Of course I’m not hungry, both because I am full from eating lunch under 2 hours ago and because I am still sick and have zero appetite. I am tired, sick, and frustrated at needing to continually explain to people how I am not hungry, and then hearing all the (wrong) reasons as to why I can’t eat. They keep pushing food on me, like mashed up manioc is going to cure my flu.

Brownies baking on the fire
Later in the afternoon, Colleen and I have enough energy to make brownies. Colleen had been wanting me to teach her how to bake some things, so here was our chance. We originally wanted to make a chocolate chip cookie, which requires brown sugar. Colleen knows her village has brown sugar, and some neighbors go to fetch some for her. They return with raw, granulated sugar, which is unfortunately not what we want, so we instead decide to make brownies.

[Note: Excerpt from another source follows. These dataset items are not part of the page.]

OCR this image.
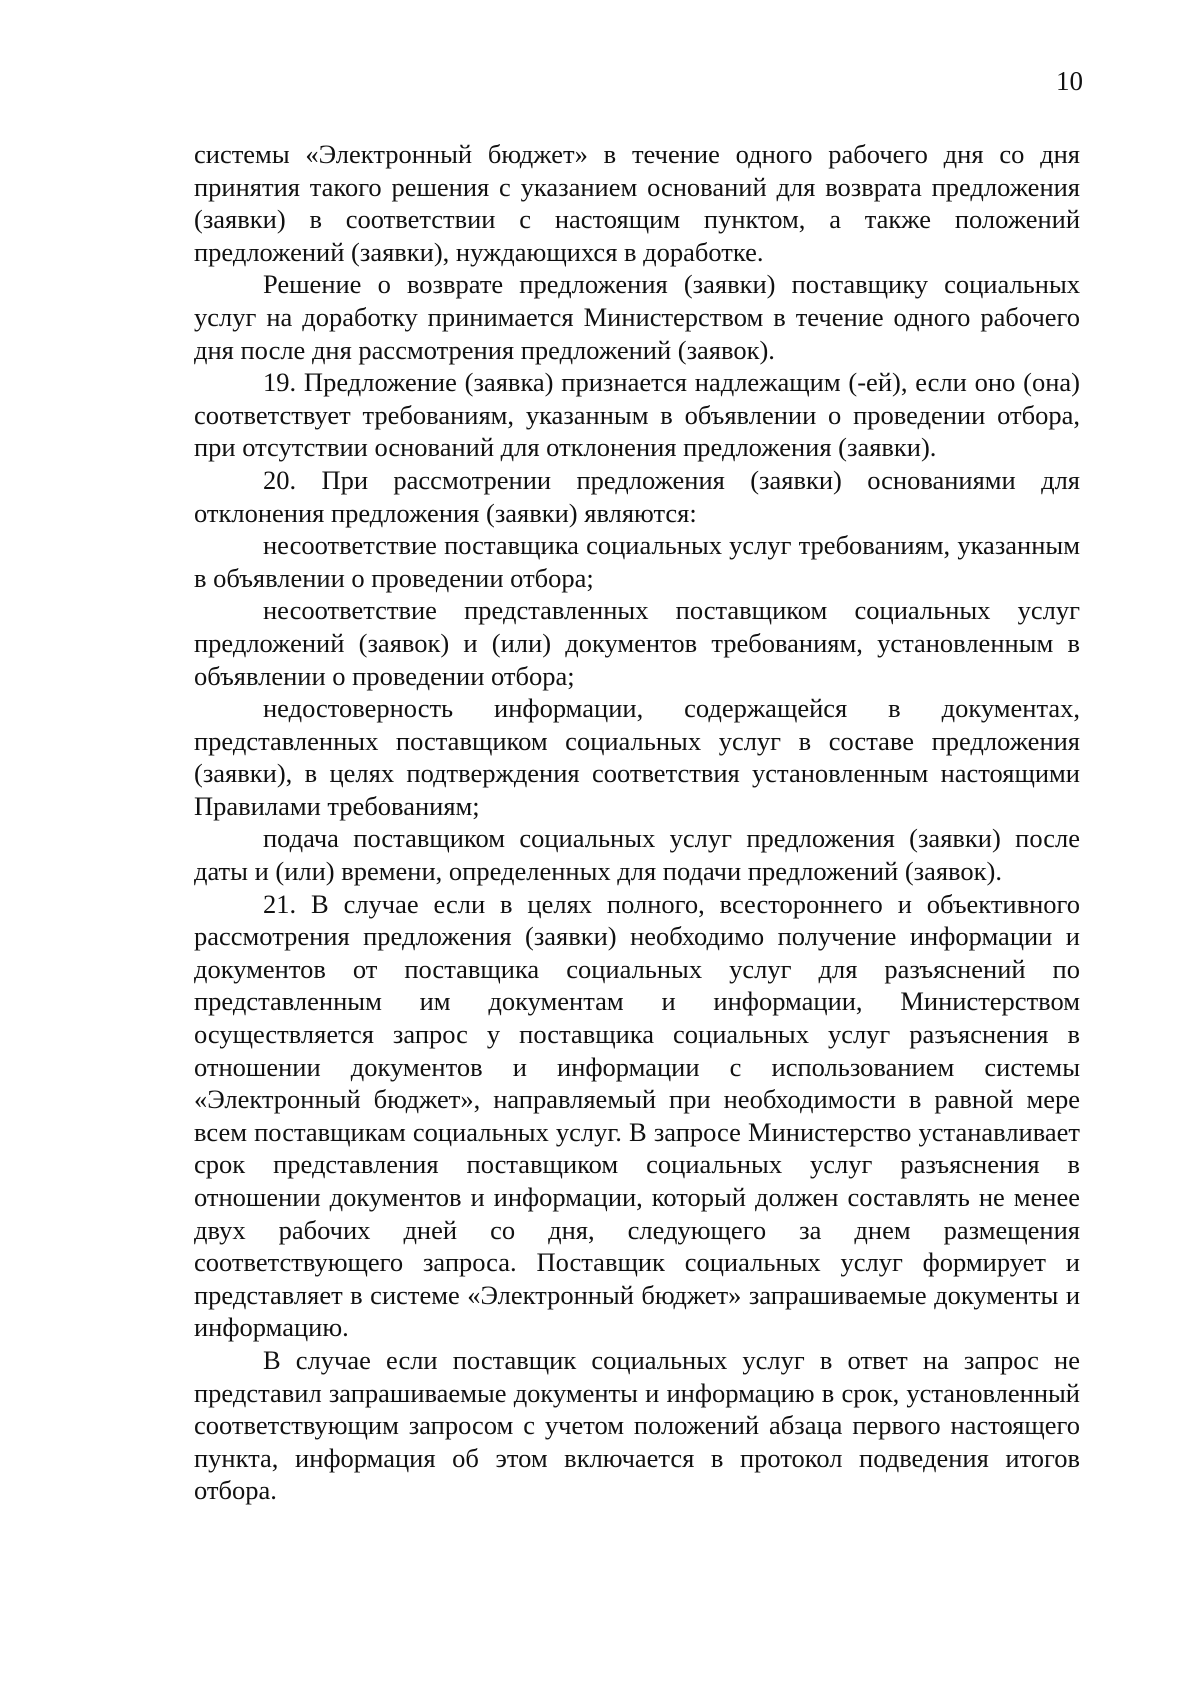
10

системы «Электронный бюджет» в течение одного рабочего дня со дня принятия такого решения с указанием оснований для возврата предложения (заявки) в соответствии с настоящим пунктом, а также положений предложений (заявки), нуждающихся в доработке.

Решение о возврате предложения (заявки) поставщику социальных услуг на доработку принимается Министерством в течение одного рабочего дня после дня рассмотрения предложений (заявок).

19. Предложение (заявка) признается надлежащим (-ей), если оно (она) соответствует требованиям, указанным в объявлении о проведении отбора, при отсутствии оснований для отклонения предложения (заявки).

20. При рассмотрении предложения (заявки) основаниями для отклонения предложения (заявки) являются:

несоответствие поставщика социальных услуг требованиям, указанным в объявлении о проведении отбора;

несоответствие представленных поставщиком социальных услуг предложений (заявок) и (или) документов требованиям, установленным в объявлении о проведении отбора;

недостоверность информации, содержащейся в документах, представленных поставщиком социальных услуг в составе предложения (заявки), в целях подтверждения соответствия установленным настоящими Правилами требованиям;

подача поставщиком социальных услуг предложения (заявки) после даты и (или) времени, определенных для подачи предложений (заявок).

21. В случае если в целях полного, всестороннего и объективного рассмотрения предложения (заявки) необходимо получение информации и документов от поставщика социальных услуг для разъяснений по представленным им документам и информации, Министерством осуществляется запрос у поставщика социальных услуг разъяснения в отношении документов и информации с использованием системы «Электронный бюджет», направляемый при необходимости в равной мере всем поставщикам социальных услуг. В запросе Министерство устанавливает срок представления поставщиком социальных услуг разъяснения в отношении документов и информации, который должен составлять не менее двух рабочих дней со дня, следующего за днем размещения соответствующего запроса. Поставщик социальных услуг формирует и представляет в системе «Электронный бюджет» запрашиваемые документы и информацию.

В случае если поставщик социальных услуг в ответ на запрос не представил запрашиваемые документы и информацию в срок, установленный соответствующим запросом с учетом положений абзаца первого настоящего пункта, информация об этом включается в протокол подведения итогов отбора.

As our brownies bake, we sit on the stoop of Colleen’s kitchen and watch as Bennett, a neighborhood kid, attempts to bathe in the 2-foot tall faucet on her compound. It involves lots of awkward crouching to get water on his head, but in the end I think he got pretty clean. It was like a combination of yoga AND bathing, so it was a two-for-one healthy activity.

Colleen holds her kitten, Darwin, and finally gets a better look at its genitalia. After thinking it’s been a girl all this time, she realizes it’s a boy, with his tiny little kitty penis jutting out.

We enjoy some freshly-baked brownies before we decide we should probably eat the avocadoes we bought. We make a simple salad for dinner by roasting some tomatoes, garlic and onions over the fire and pouring them on top of the sliced avocadoes with a generous sprinkling of cracked pepper and salt.

After spending the day completely bloated with food from dawn until dusk, it was time to go to sleep.